Originally trained as a computer scientist, he has done influential work in molecular evolution, comparative genomics, human population genetics, and transcriptional regulation. He was a member of the faculty of the department of Biological Statistics and Computational Biology at Cornell University from 2006 to 2014.

“His work brought a new understanding of how DNA changes as a species evolves,” said David Haussler, scientific director of the UCSC Genomics Institute. “That work contributes both to our basic understanding of life and also to our understanding of disease. The Simons Center that he leads is a major contributor to global scientific knowledge.”

Siepel is a winner of a Guggenheim Fellowship, a Microsoft Research Faculty Fellowship, a Packard Fellowship, a National Science Foundation CAREER Award, and a Sloan Research Fellowship.

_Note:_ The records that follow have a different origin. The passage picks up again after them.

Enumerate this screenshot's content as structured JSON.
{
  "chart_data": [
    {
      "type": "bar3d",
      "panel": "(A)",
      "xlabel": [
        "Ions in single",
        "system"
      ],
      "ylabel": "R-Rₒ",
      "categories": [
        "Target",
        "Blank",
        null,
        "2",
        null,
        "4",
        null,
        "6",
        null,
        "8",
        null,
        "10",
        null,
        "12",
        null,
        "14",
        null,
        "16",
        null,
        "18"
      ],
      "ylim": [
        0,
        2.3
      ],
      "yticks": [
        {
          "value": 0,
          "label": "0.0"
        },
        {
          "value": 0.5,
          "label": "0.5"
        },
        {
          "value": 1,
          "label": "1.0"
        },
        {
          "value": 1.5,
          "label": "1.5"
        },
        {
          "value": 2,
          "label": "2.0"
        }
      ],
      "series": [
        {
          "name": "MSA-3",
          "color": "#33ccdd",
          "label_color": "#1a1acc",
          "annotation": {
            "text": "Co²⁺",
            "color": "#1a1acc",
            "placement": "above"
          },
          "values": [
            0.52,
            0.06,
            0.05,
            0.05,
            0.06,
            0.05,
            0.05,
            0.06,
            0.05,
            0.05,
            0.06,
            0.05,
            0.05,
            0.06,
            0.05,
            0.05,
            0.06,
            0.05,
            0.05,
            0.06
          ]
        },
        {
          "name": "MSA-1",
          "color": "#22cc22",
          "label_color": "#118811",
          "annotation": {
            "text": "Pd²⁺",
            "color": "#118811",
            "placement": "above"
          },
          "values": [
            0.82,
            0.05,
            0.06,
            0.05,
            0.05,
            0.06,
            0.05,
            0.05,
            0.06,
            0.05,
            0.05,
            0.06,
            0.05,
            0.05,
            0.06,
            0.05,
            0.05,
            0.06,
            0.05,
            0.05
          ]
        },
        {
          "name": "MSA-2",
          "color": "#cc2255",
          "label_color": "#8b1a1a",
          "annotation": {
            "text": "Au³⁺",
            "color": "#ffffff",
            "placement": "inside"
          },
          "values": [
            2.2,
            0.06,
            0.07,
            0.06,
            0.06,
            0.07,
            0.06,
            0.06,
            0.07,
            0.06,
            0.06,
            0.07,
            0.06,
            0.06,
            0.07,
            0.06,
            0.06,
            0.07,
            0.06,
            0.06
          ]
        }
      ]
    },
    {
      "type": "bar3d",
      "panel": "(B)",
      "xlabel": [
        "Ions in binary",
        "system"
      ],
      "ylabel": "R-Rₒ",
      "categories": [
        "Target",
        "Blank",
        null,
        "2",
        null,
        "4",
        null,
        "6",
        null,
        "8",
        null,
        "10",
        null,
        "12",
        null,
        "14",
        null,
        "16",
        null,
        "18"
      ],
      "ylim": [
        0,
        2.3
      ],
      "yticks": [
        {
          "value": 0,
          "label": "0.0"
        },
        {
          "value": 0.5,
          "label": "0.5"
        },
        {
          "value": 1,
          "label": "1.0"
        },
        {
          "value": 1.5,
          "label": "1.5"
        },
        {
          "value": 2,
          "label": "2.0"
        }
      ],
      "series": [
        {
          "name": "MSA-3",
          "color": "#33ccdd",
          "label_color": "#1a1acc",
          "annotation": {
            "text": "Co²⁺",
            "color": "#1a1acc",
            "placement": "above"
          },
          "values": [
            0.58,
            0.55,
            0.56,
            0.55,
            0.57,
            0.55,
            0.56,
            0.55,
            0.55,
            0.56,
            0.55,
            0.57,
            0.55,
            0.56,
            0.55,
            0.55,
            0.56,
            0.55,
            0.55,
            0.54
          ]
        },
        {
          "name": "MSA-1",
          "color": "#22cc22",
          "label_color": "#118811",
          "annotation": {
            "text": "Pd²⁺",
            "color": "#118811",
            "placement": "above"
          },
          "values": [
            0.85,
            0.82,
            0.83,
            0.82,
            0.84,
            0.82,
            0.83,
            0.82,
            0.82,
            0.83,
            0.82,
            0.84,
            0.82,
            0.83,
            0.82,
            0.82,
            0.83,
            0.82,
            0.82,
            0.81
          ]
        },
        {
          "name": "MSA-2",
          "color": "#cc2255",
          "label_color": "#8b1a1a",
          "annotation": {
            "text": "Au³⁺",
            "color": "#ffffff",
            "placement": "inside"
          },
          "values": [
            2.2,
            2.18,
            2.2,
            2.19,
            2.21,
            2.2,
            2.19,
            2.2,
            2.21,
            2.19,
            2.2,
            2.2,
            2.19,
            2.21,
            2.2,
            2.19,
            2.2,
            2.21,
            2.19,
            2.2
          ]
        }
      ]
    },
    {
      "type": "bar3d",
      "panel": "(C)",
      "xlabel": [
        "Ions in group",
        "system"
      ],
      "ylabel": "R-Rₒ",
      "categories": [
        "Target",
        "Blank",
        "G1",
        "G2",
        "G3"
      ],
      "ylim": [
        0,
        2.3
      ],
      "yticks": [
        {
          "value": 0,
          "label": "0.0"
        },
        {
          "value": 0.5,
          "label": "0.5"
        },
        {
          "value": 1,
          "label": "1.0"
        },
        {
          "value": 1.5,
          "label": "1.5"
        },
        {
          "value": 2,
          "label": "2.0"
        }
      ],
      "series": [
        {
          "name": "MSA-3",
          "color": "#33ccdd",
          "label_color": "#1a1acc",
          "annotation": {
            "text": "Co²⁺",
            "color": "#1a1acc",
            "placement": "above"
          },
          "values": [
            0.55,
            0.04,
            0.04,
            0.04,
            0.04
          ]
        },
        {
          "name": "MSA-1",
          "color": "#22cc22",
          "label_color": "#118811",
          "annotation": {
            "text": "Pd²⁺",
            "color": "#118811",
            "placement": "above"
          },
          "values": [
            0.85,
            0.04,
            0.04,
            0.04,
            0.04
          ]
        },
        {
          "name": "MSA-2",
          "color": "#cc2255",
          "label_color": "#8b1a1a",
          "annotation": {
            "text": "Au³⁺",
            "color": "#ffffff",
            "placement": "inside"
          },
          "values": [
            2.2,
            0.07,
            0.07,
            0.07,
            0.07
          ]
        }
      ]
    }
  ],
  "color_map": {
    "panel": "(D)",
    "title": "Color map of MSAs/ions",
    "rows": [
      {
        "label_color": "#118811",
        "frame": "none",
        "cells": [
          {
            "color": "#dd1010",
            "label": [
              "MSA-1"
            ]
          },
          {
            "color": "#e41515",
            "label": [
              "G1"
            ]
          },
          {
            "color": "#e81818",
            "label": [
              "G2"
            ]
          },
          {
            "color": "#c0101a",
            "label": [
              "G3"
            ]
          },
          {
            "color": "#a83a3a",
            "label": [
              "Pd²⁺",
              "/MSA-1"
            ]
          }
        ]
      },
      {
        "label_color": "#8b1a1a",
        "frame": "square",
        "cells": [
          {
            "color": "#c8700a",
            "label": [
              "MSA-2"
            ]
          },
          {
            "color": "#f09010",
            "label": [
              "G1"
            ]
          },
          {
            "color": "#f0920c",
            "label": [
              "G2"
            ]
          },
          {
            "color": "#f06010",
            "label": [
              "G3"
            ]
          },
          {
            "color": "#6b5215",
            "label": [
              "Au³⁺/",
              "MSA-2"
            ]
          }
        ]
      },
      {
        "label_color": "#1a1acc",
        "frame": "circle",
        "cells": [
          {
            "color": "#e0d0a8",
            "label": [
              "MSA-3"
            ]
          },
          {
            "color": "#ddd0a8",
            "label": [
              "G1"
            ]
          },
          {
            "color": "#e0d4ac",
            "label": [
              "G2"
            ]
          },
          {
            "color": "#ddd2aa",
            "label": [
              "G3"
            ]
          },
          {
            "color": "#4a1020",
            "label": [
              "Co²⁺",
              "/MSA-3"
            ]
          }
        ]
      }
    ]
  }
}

“With his deeply felt fascination of the world, backed by rigorous engineering know-how, Siepel embodies the spirit of the UCSC Baskin School of Engineering," said Baskin School of Engineering Dean Alexander Wolf.

Emily Sloan-Pace, Humanities Division

Sloan-Pace started out singing and dancing for a living, and now is a professor-in-residence at Zoho Corporation, a cloud computing company based in Chennai, India.

She earned her doctorate at UC Santa Cruz in 2012 and then stayed to teach courses for the Literature Department, and for Cowell and Stevenson colleges. Now her work involves designing and teaching curriculum aimed at helping Zoho’s employees improve their written and spoken communication. In her capacity as chief learning officer, Sloan-Pace regularly travels to India to lead workshops and seminars on topics ranging from customer support to marketing to Shakespeare.

Deanna Shemek, professor and chair of the Department of Literature, described Sloan-Pace as a perfect example of how a Ph.D. in literature can have an impact beyond academia.

“She wrote a fine dissertation on a topic—women in Shakespeare’s English history plays—that is seemingly distant from her current position’s concerns,“ Shemek said. ”The critical thinking and communication skills required for advanced work in the humanities, though, were exactly what her Silicon Valley employer was looking for. Her position at Zoho is something quite new, an illustration of ways that specialized work in literary studies can be highly generalizable and valued outside, as well as inside, academic education.”